Published 26th March, 2014 in Police & Justice

The government is considering new legislation to allow the media to broadcast sentencing proceedings in criminal trials. 

Court room
Court room

NSW Attorney General Greg Smith SC has revealed plans to use broadcast technology to “demystify” the court process, with the aim of making the courts more open and accountable to the community. 

Under the proposal, final court proceedings; such as verdicts and sentences in criminal cases, will be filmed and broadcasted on television – except in specific circumstances.

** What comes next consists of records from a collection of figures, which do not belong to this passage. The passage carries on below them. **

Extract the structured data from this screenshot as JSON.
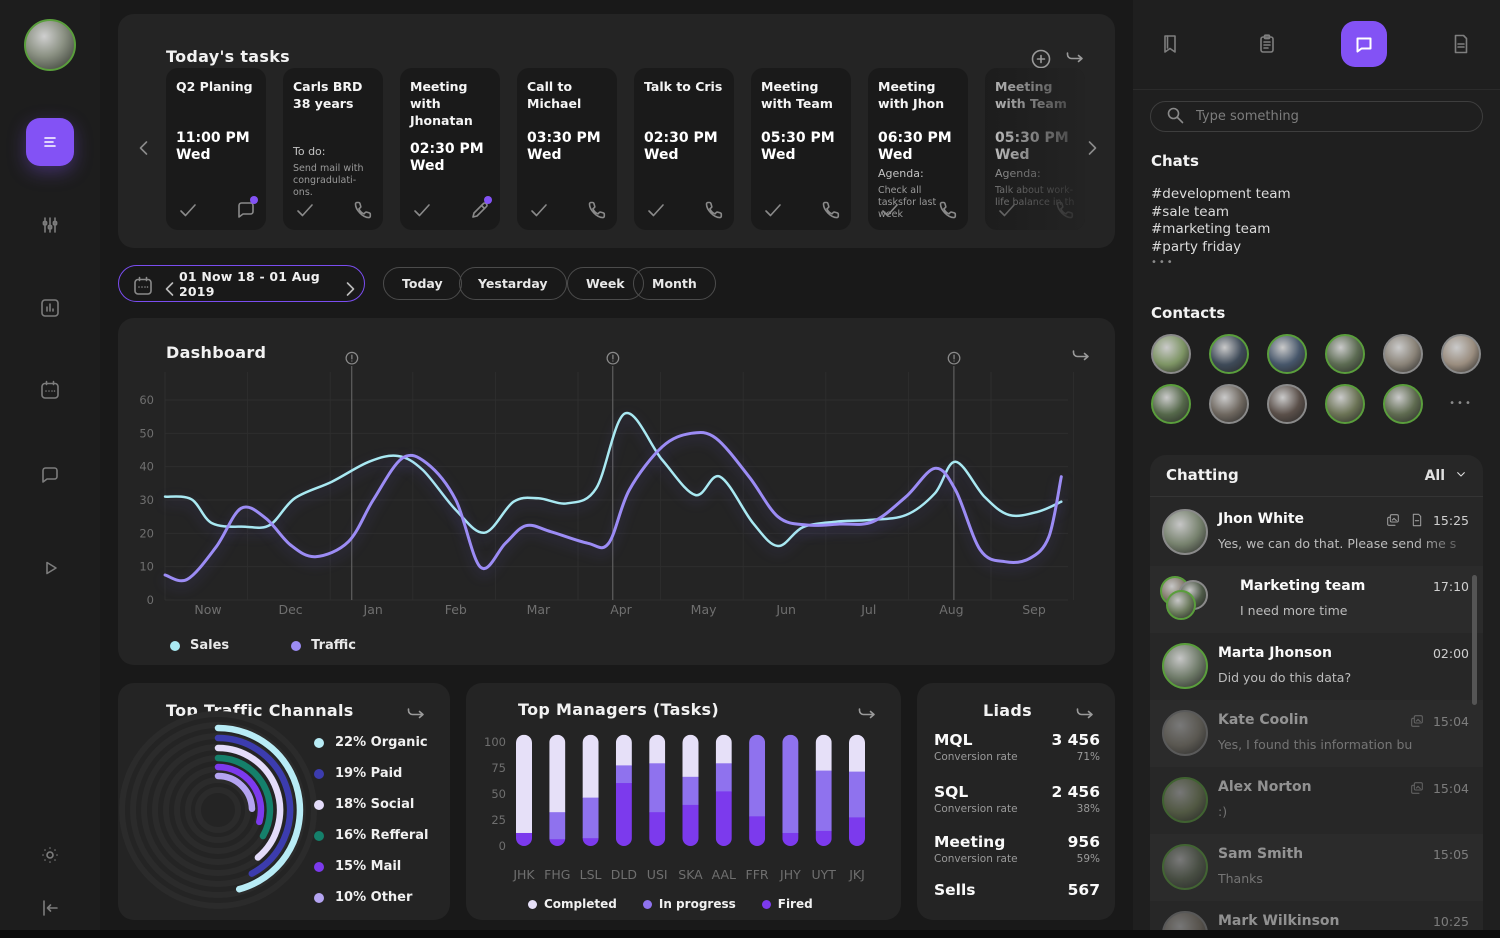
{
  "colors": {
    "accent": "#8352f5",
    "sales": "#a9e9f2",
    "traffic": "#9c8cf5",
    "completed": "#e6e0f8",
    "in_progress": "#8f72ee",
    "fired": "#7c3aed"
  },
  "sidebar": {
    "items": [
      {
        "icon": "menu",
        "active": true
      },
      {
        "icon": "sliders",
        "active": false
      },
      {
        "icon": "bar-chart",
        "active": false
      },
      {
        "icon": "calendar",
        "active": false
      },
      {
        "icon": "chat",
        "active": false
      },
      {
        "icon": "play",
        "active": false
      }
    ],
    "bottom_items": [
      {
        "icon": "brightness"
      },
      {
        "icon": "logout"
      }
    ]
  },
  "tasks": {
    "title": "Today's tasks",
    "cards": [
      {
        "title": "Q2 Planing",
        "time": "11:00 PM",
        "day": "Wed",
        "note_label": "",
        "note": "",
        "action_icon": "chat",
        "badge": true,
        "faded": false
      },
      {
        "title": "Carls BRD 38 years",
        "time": "",
        "day": "",
        "note_label": "To do:",
        "note": "Send mail with congradulati-ons.",
        "action_icon": "phone",
        "badge": false,
        "faded": false
      },
      {
        "title": "Meeting with Jhonatan",
        "time": "02:30 PM",
        "day": "Wed",
        "note_label": "",
        "note": "",
        "action_icon": "pencil",
        "badge": true,
        "faded": false
      },
      {
        "title": "Call to Michael",
        "time": "03:30 PM",
        "day": "Wed",
        "note_label": "",
        "note": "",
        "action_icon": "phone",
        "badge": false,
        "faded": false
      },
      {
        "title": "Talk to Cris",
        "time": "02:30 PM",
        "day": "Wed",
        "note_label": "",
        "note": "",
        "action_icon": "phone",
        "badge": false,
        "faded": false
      },
      {
        "title": "Meeting with Team",
        "time": "05:30 PM",
        "day": "Wed",
        "note_label": "",
        "note": "",
        "action_icon": "phone",
        "badge": false,
        "faded": false
      },
      {
        "title": "Meeting with Jhon",
        "time": "06:30 PM",
        "day": "Wed",
        "note_label": "Agenda:",
        "note": "Check all tasksfor last week",
        "action_icon": "phone",
        "badge": false,
        "faded": false
      },
      {
        "title": "Meeting with Team",
        "time": "05:30 PM",
        "day": "Wed",
        "note_label": "Agenda:",
        "note": "Talk about work-life balance in th",
        "action_icon": "phone",
        "badge": false,
        "faded": true
      }
    ]
  },
  "date_bar": {
    "range": "01 Now 18 - 01 Aug 2019",
    "filters": [
      "Today",
      "Yestarday",
      "Week",
      "Month"
    ]
  },
  "chart_data": [
    {
      "type": "line",
      "title": "Dashboard",
      "x_labels": [
        "Now",
        "Dec",
        "Jan",
        "Feb",
        "Mar",
        "Apr",
        "May",
        "Jun",
        "Jul",
        "Aug",
        "Sep"
      ],
      "ylim": [
        0,
        60
      ],
      "yticks": [
        0,
        10,
        20,
        30,
        40,
        50,
        60
      ],
      "grid": true,
      "legend_position": "bottom",
      "alert_markers_x": [
        1.74,
        4.9,
        9.03
      ],
      "series": [
        {
          "name": "Sales",
          "color": "#a9e9f2",
          "points": [
            [
              -0.52,
              31
            ],
            [
              -0.2,
              30.2
            ],
            [
              0.05,
              23
            ],
            [
              0.45,
              22
            ],
            [
              0.75,
              22.5
            ],
            [
              1.05,
              30.5
            ],
            [
              1.5,
              35.5
            ],
            [
              1.95,
              41.5
            ],
            [
              2.3,
              43.2
            ],
            [
              2.6,
              39
            ],
            [
              3.0,
              27
            ],
            [
              3.35,
              20.2
            ],
            [
              3.7,
              29.5
            ],
            [
              4.0,
              30.5
            ],
            [
              4.35,
              29
            ],
            [
              4.7,
              33.5
            ],
            [
              5.05,
              56
            ],
            [
              5.5,
              42
            ],
            [
              5.9,
              31.5
            ],
            [
              6.2,
              37
            ],
            [
              6.6,
              23
            ],
            [
              6.9,
              16.2
            ],
            [
              7.2,
              21.8
            ],
            [
              7.6,
              23.5
            ],
            [
              8.0,
              24
            ],
            [
              8.45,
              25.5
            ],
            [
              8.8,
              32
            ],
            [
              9.05,
              41.5
            ],
            [
              9.4,
              31
            ],
            [
              9.7,
              25.5
            ],
            [
              10.05,
              26.5
            ],
            [
              10.33,
              29.5
            ]
          ]
        },
        {
          "name": "Traffic",
          "color": "#9c8cf5",
          "points": [
            [
              -0.52,
              7.5
            ],
            [
              -0.25,
              6.2
            ],
            [
              0.1,
              16
            ],
            [
              0.4,
              27.5
            ],
            [
              0.7,
              24.5
            ],
            [
              1.0,
              16.5
            ],
            [
              1.3,
              13
            ],
            [
              1.7,
              17.5
            ],
            [
              2.0,
              30
            ],
            [
              2.35,
              42.5
            ],
            [
              2.65,
              41
            ],
            [
              3.0,
              30
            ],
            [
              3.3,
              9.8
            ],
            [
              3.6,
              17
            ],
            [
              3.85,
              22.3
            ],
            [
              4.15,
              20.5
            ],
            [
              4.6,
              17
            ],
            [
              4.85,
              17
            ],
            [
              5.1,
              33
            ],
            [
              5.5,
              46
            ],
            [
              5.85,
              50
            ],
            [
              6.15,
              48.5
            ],
            [
              6.55,
              37
            ],
            [
              6.9,
              25
            ],
            [
              7.25,
              22.5
            ],
            [
              7.65,
              22.8
            ],
            [
              8.05,
              23.5
            ],
            [
              8.45,
              31
            ],
            [
              8.8,
              39.5
            ],
            [
              9.05,
              33
            ],
            [
              9.35,
              15
            ],
            [
              9.65,
              11.5
            ],
            [
              9.95,
              12.5
            ],
            [
              10.18,
              19
            ],
            [
              10.33,
              37
            ]
          ]
        }
      ]
    },
    {
      "type": "radial-bars",
      "title": "Top Traffic Channals",
      "items": [
        {
          "label": "22% Organic",
          "pct": 22,
          "color": "#b8ecf6",
          "sweep": 165
        },
        {
          "label": "19% Paid",
          "pct": 19,
          "color": "#3c3cae",
          "sweep": 152
        },
        {
          "label": "18% Social",
          "pct": 18,
          "color": "#e4dcfa",
          "sweep": 140
        },
        {
          "label": "16% Refferal",
          "pct": 16,
          "color": "#15806b",
          "sweep": 120
        },
        {
          "label": "15% Mail",
          "pct": 15,
          "color": "#7c3aed",
          "sweep": 106
        },
        {
          "label": "10% Other",
          "pct": 10,
          "color": "#b4a4f1",
          "sweep": 88
        }
      ]
    },
    {
      "type": "stacked-bar",
      "title": "Top Managers (Tasks)",
      "categories": [
        "JHK",
        "FHG",
        "LSL",
        "DLD",
        "USI",
        "SKA",
        "AAL",
        "FFR",
        "JHY",
        "UYT",
        "JKJ"
      ],
      "yticks": [
        0,
        25,
        50,
        75,
        100
      ],
      "bar_total": 107,
      "series": [
        {
          "name": "Fired",
          "color": "#7c3aed",
          "values": [
            13,
            7,
            8,
            61,
            33,
            40,
            53,
            29,
            13,
            15,
            28
          ]
        },
        {
          "name": "In progress",
          "color": "#8f72ee",
          "values": [
            0,
            26,
            39,
            17,
            47,
            27,
            27,
            78,
            94,
            58,
            44
          ]
        },
        {
          "name": "Completed",
          "color": "#e6e0f8",
          "values": [
            94,
            74,
            60,
            29,
            27,
            40,
            27,
            0,
            0,
            34,
            35
          ]
        }
      ]
    }
  ],
  "leads": {
    "title": "Liads",
    "rows": [
      {
        "label": "MQL",
        "value": "3 456",
        "sub_label": "Conversion rate",
        "sub_value": "71%"
      },
      {
        "label": "SQL",
        "value": "2 456",
        "sub_label": "Conversion rate",
        "sub_value": "38%"
      },
      {
        "label": "Meeting",
        "value": "956",
        "sub_label": "Conversion rate",
        "sub_value": "59%"
      },
      {
        "label": "Sells",
        "value": "567",
        "sub_label": "",
        "sub_value": ""
      }
    ]
  },
  "right_panel": {
    "tabs": [
      {
        "icon": "bookmark",
        "active": false
      },
      {
        "icon": "clipboard",
        "active": false
      },
      {
        "icon": "chat-bubble",
        "active": true
      },
      {
        "icon": "document",
        "active": false
      }
    ],
    "search_placeholder": "Type something",
    "chats_title": "Chats",
    "channels": [
      "#development team",
      "#sale team",
      "#marketing team",
      "#party friday"
    ],
    "more_dots": "•••",
    "contacts_title": "Contacts",
    "contacts": [
      {
        "ring": "gray",
        "tone": "#7d9464"
      },
      {
        "ring": "green",
        "tone": "#3e4a58"
      },
      {
        "ring": "green",
        "tone": "#46566a"
      },
      {
        "ring": "green",
        "tone": "#5c6b52"
      },
      {
        "ring": "gray",
        "tone": "#8a8378"
      },
      {
        "ring": "gray",
        "tone": "#9a8d7f"
      },
      {
        "ring": "green",
        "tone": "#55684a"
      },
      {
        "ring": "gray",
        "tone": "#6e675f"
      },
      {
        "ring": "gray",
        "tone": "#5a4f49"
      },
      {
        "ring": "green",
        "tone": "#6b7355"
      },
      {
        "ring": "green",
        "tone": "#5f6b50"
      }
    ],
    "chatting": {
      "title": "Chatting",
      "filter": "All",
      "items": [
        {
          "name": "Jhon White",
          "time": "15:25",
          "message": "Yes, we can do that. Please send me s",
          "attachments": [
            "gallery",
            "file"
          ],
          "ring": "gray",
          "tone": "#77826e",
          "group": false,
          "dim": false,
          "fade": true
        },
        {
          "name": "Marketing team",
          "time": "17:10",
          "message": "I need more time",
          "attachments": [],
          "ring": "green",
          "tone": "#6b7a5c",
          "group": true,
          "dim": false,
          "fade": false
        },
        {
          "name": "Marta Jhonson",
          "time": "02:00",
          "message": "Did you do this data?",
          "attachments": [],
          "ring": "green",
          "tone": "#6e7a68",
          "group": false,
          "dim": false,
          "fade": false
        },
        {
          "name": "Kate Coolin",
          "time": "15:04",
          "message": "Yes, I found this information bu",
          "attachments": [
            "gallery"
          ],
          "ring": "gray",
          "tone": "#8a8578",
          "group": false,
          "dim": true,
          "fade": false
        },
        {
          "name": "Alex Norton",
          "time": "15:04",
          "message": ":)",
          "attachments": [
            "gallery"
          ],
          "ring": "green",
          "tone": "#7c8a5f",
          "group": false,
          "dim": true,
          "fade": false
        },
        {
          "name": "Sam Smith",
          "time": "15:05",
          "message": "Thanks",
          "attachments": [],
          "ring": "green",
          "tone": "#64705a",
          "group": false,
          "dim": true,
          "fade": false
        },
        {
          "name": "Mark Wilkinson",
          "time": "10:25",
          "message": "",
          "attachments": [],
          "ring": "gray",
          "tone": "#887f72",
          "group": false,
          "dim": true,
          "fade": false
        }
      ]
    }
  }
}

Exceptions will be clearly defined. For example, broadcasting would be inappropriate when:

  • filming would reveal the identity of jurors, protected witnesses or victims;
  • proceedings contain significant material subject to suppression orders, or material which would prejudice other trials or police investigations, or reveal police methodology;
  • filming would put the safety and security of someone at risk.

Media organisations and other stakeholders will be consulted about the proposed legislation. It is expected the current process of allowing one pool camera to film proceedings will continue.

Mr Smith said the plan would open courts to greater scrutiny, enhance the public understanding of the criminal justice system, and increase the transparency of the decision making.

“Our courts are open to all, and in most cases there is no good reason why cameras should not be allowed to bring the judge’s decision straight into our living rooms and onto our smartphones.”